It's the beginning of a new year and I'm feeling a new peace about homeschooling. During our first semester, I found myself constantly shifting styles and trying new things to see what works best. And feeling like I had to prove myself. I also went through a huge identity crisis. One of the biggest things I discovered about myself was my own perfectionism, and how constantly trying to reach the extremely high expectations I have for myself was leaving me exhausted, discouraged, and angry. And it was affecting the expectations I had for my kids as well. So I was always planning and trying to do too much and always feeling disappointed in myself and my life as a result.
So this year, my new motto is from Mr. Rogers: "I believe that simple and deep is more essential than shallow and complex." I realized that the most important things that Ella could get out of kindergarten this year are to love to learn and to want to read. So we are going to be interacting with books as much as possible, doing a ton more read-alouds, and concentrating on doing Five in a Row. And we're going to try harder to live up to our family motto "Love Jesus, Read books, Eat donuts, Laugh a lot."
So last week we "rowed" Mike Mulligan and the Steam Shovel by Virginia Lee Burton, chosen mainly because I already had the book and some other activities. Simple, see?
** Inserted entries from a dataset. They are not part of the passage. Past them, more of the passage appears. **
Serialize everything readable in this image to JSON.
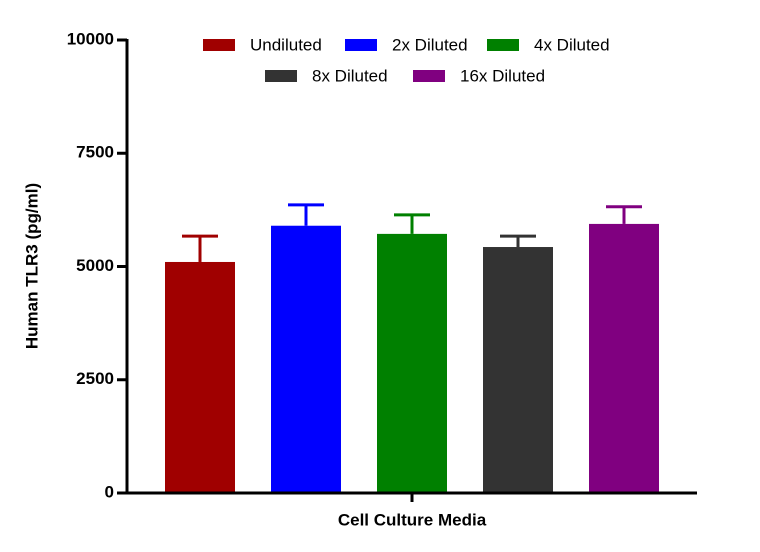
{
  "chart_data": {
    "type": "bar",
    "categories": [
      "Cell Culture Media"
    ],
    "xlabel": "Cell Culture Media",
    "ylabel": "Human TLR3 (pg/ml)",
    "ylim": [
      0,
      10000
    ],
    "yticks": [
      0,
      2500,
      5000,
      7500,
      10000
    ],
    "legend": "top",
    "series": [
      {
        "name": "Undiluted",
        "color": "#a00000",
        "values": [
          5100
        ],
        "errors": [
          570
        ]
      },
      {
        "name": "2x Diluted",
        "color": "#0000ff",
        "values": [
          5900
        ],
        "errors": [
          460
        ]
      },
      {
        "name": "4x Diluted",
        "color": "#008000",
        "values": [
          5720
        ],
        "errors": [
          420
        ]
      },
      {
        "name": "8x Diluted",
        "color": "#333333",
        "values": [
          5430
        ],
        "errors": [
          240
        ]
      },
      {
        "name": "16x Diluted",
        "color": "#800080",
        "values": [
          5940
        ],
        "errors": [
          380
        ]
      }
    ]
  }
}
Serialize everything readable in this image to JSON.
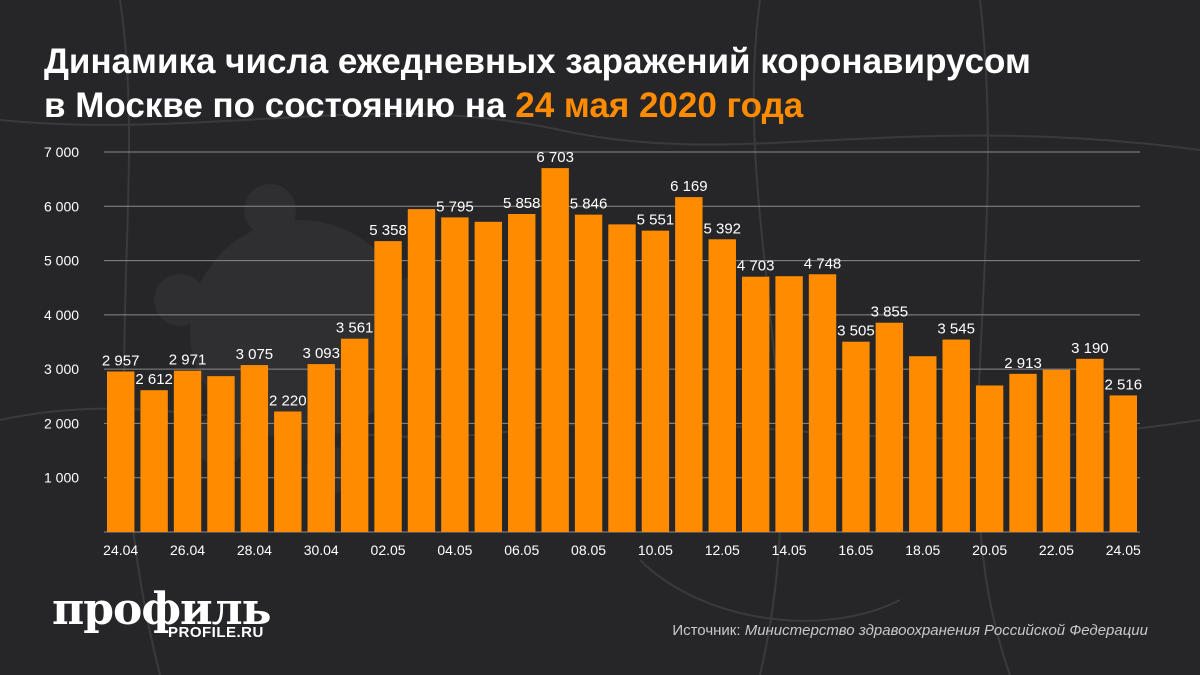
{
  "header": {
    "title_line1": "Динамика числа ежедневных заражений коронавирусом",
    "title_line2": "в Москве по состоянию на",
    "title_date": "24 мая 2020 года"
  },
  "colors": {
    "background": "#262628",
    "bar": "#ff8c00",
    "accent": "#ff8c00",
    "text": "#ffffff",
    "grid": "#8a8a8a"
  },
  "chart_data": {
    "type": "bar",
    "title": "Динамика числа ежедневных заражений коронавирусом в Москве по состоянию на 24 мая 2020 года",
    "xlabel": "",
    "ylabel": "",
    "ylim": [
      0,
      7000
    ],
    "grid": true,
    "yticks": [
      "1 000",
      "2 000",
      "3 000",
      "4 000",
      "5 000",
      "6 000",
      "7 000"
    ],
    "ytick_values": [
      1000,
      2000,
      3000,
      4000,
      5000,
      6000,
      7000
    ],
    "categories": [
      "24.04",
      "25.04",
      "26.04",
      "27.04",
      "28.04",
      "29.04",
      "30.04",
      "01.05",
      "02.05",
      "03.05",
      "04.05",
      "05.05",
      "06.05",
      "07.05",
      "08.05",
      "09.05",
      "10.05",
      "11.05",
      "12.05",
      "13.05",
      "14.05",
      "15.05",
      "16.05",
      "17.05",
      "18.05",
      "19.05",
      "20.05",
      "21.05",
      "22.05",
      "23.05",
      "24.05"
    ],
    "xtick_labels": [
      "24.04",
      "",
      "26.04",
      "",
      "28.04",
      "",
      "30.04",
      "",
      "02.05",
      "",
      "04.05",
      "",
      "06.05",
      "",
      "08.05",
      "",
      "10.05",
      "",
      "12.05",
      "",
      "14.05",
      "",
      "16.05",
      "",
      "18.05",
      "",
      "20.05",
      "",
      "22.05",
      "",
      "24.05"
    ],
    "values": [
      2957,
      2612,
      2971,
      2871,
      3075,
      2220,
      3093,
      3561,
      5358,
      5948,
      5795,
      5714,
      5858,
      6703,
      5846,
      5667,
      5551,
      6169,
      5392,
      4703,
      4712,
      4748,
      3505,
      3855,
      3238,
      3545,
      2699,
      2913,
      2988,
      3190,
      2516
    ],
    "data_labels": [
      "2 957",
      "2 612",
      "2 971",
      "",
      "3 075",
      "2 220",
      "3 093",
      "3 561",
      "5 358",
      "",
      "5 795",
      "",
      "5 858",
      "6 703",
      "5 846",
      "",
      "5 551",
      "6 169",
      "5 392",
      "4 703",
      "",
      "4 748",
      "3 505",
      "3 855",
      "",
      "3 545",
      "",
      "2 913",
      "",
      "3 190",
      "2 516"
    ]
  },
  "footer": {
    "logo": "профиль",
    "logo_sub": "PROFILE.RU",
    "source_label": "Источник:",
    "source_text": "Министерство здравоохранения Российской Федерации"
  }
}
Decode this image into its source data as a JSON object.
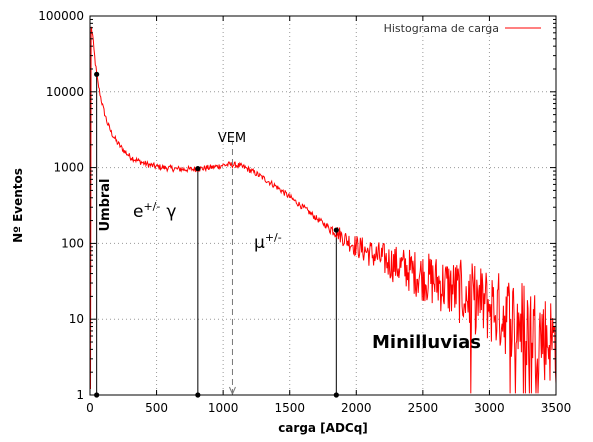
{
  "chart_data": {
    "type": "line",
    "title": "",
    "xlabel": "carga [ADCq]",
    "ylabel": "Nº Eventos",
    "xlim": [
      0,
      3500
    ],
    "ylim": [
      1,
      100000
    ],
    "yscale": "log",
    "grid": true,
    "legend_position": "top-right",
    "x_ticks": [
      "0",
      "500",
      "1000",
      "1500",
      "2000",
      "2500",
      "3000",
      "3500"
    ],
    "y_ticks": [
      "1",
      "10",
      "100",
      "1000",
      "10000",
      "100000"
    ],
    "series": [
      {
        "name": "Histograma de carga",
        "color": "#ff0000",
        "x": [
          10,
          20,
          30,
          40,
          50,
          60,
          80,
          100,
          130,
          160,
          200,
          250,
          300,
          350,
          400,
          450,
          500,
          550,
          600,
          650,
          700,
          750,
          800,
          850,
          900,
          950,
          1000,
          1050,
          1100,
          1150,
          1200,
          1250,
          1300,
          1350,
          1400,
          1450,
          1500,
          1550,
          1600,
          1650,
          1700,
          1750,
          1800,
          1850,
          1900,
          1950,
          2000,
          2100,
          2200,
          2300,
          2400,
          2500,
          2600,
          2700,
          2800,
          2900,
          3000,
          3100,
          3200,
          3300,
          3400,
          3500
        ],
        "y": [
          70000,
          55000,
          35000,
          24000,
          17000,
          13000,
          8500,
          6000,
          3900,
          2900,
          2200,
          1700,
          1400,
          1250,
          1150,
          1080,
          1030,
          1000,
          980,
          960,
          950,
          950,
          960,
          980,
          1000,
          1030,
          1080,
          1100,
          1080,
          1020,
          930,
          830,
          730,
          640,
          560,
          480,
          410,
          350,
          300,
          255,
          215,
          185,
          160,
          145,
          120,
          105,
          92,
          75,
          62,
          52,
          44,
          37,
          31,
          26,
          22,
          18,
          15,
          12,
          10,
          8,
          6,
          5
        ]
      }
    ],
    "markers": [
      {
        "x": 50,
        "y": 17000
      },
      {
        "x": 810,
        "y": 970
      },
      {
        "x": 1850,
        "y": 150
      }
    ],
    "vertical_lines": [
      {
        "x": 50,
        "y_top": 17000,
        "style": "solid"
      },
      {
        "x": 810,
        "y_top": 970,
        "style": "solid"
      },
      {
        "x": 1070,
        "y_top": 1100,
        "style": "dashed"
      },
      {
        "x": 1850,
        "y_top": 150,
        "style": "solid"
      }
    ],
    "annotations": {
      "umbral": "Umbral",
      "vem": "VEM",
      "electron": "e",
      "electron_sup": "+/-",
      "gamma": "γ",
      "muon": "μ",
      "muon_sup": "+/-",
      "minilluvias": "Minilluvias"
    }
  }
}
We learned all about personification and drew some pictures that personified inanimate objects. I also had this fun Mike Mulligan travel kit that I found at the grocery store that included an audio cd, activity book, stickers and postcards. The girls did all the writing prompt activities in one day instead of spreading it over the week, but they enjoyed them.
The girls loved that Mary Anne was a girl steam shovel so we went outside and pretended to be steam shovels. I pulled out the sled because it's hard for Beatrix to walk in the snow. But, of course, she insisted on trying to pull her sisters in the sled instead.
This guy was very tolerant of the giant snowsuit, though he really didn't see the point.
For math day, we counted all the little details in the book and did a graphing activity. I've been enjoying learning about Virginia Lee Burton. I checked out a dvd and a book about her life and I love the way that she was able to intertwine her creative pursuits with parenting. She used her kids as the test audience for Mike Mulligan and when she could read it to them for a month without anyone falling asleep, she considered it good enough. Her art is really beautiful too and has tons of details.She and some of the other women in her town decided to trade art lessons for violin lessons and ended up forming a design guild that produced the most beautiful fabrics. Really awesome.
We got some blocks that we hadn't played for awhile and built town hall. Mabel was very insistent that we look at the pictures and make sure ours looked the same. So she added the flag on the steeple and the columns in the front. Ella built Mary Anne and she came out great.
Here's Mike Mulligan and Mary Anne in their retirement in the cellar of town hall.
We learned about steam power, though our experiment: trying to get a paper pinwheel to turn with the steam from a teakettle, kind of flopped. But the good thing about homeschooling is that since the tea kettle is already hot, you can go ahead and have some tea.
Another favorite was listening to the Maestro Classics classical arrangement of Mike Mulligan. Ella particularly liked one track, which was a croony musical number called the Mike Mulligan song. By the end of the week, they had memorized the words and developed a dance to go along to it. Heck, I'm pretty sure Brent was wandering the hallways at work singing, "Here comes the man, Mike Mulligan, With Mary Anne, Mike Mulligan."
And for our baking day, we made a Mike Mulligan cake, which was a chocolate cake with some peppermint bark chips on top. We cut a hole, neat and square out of the middle and used one of our stickers of Mary Anne for decoration.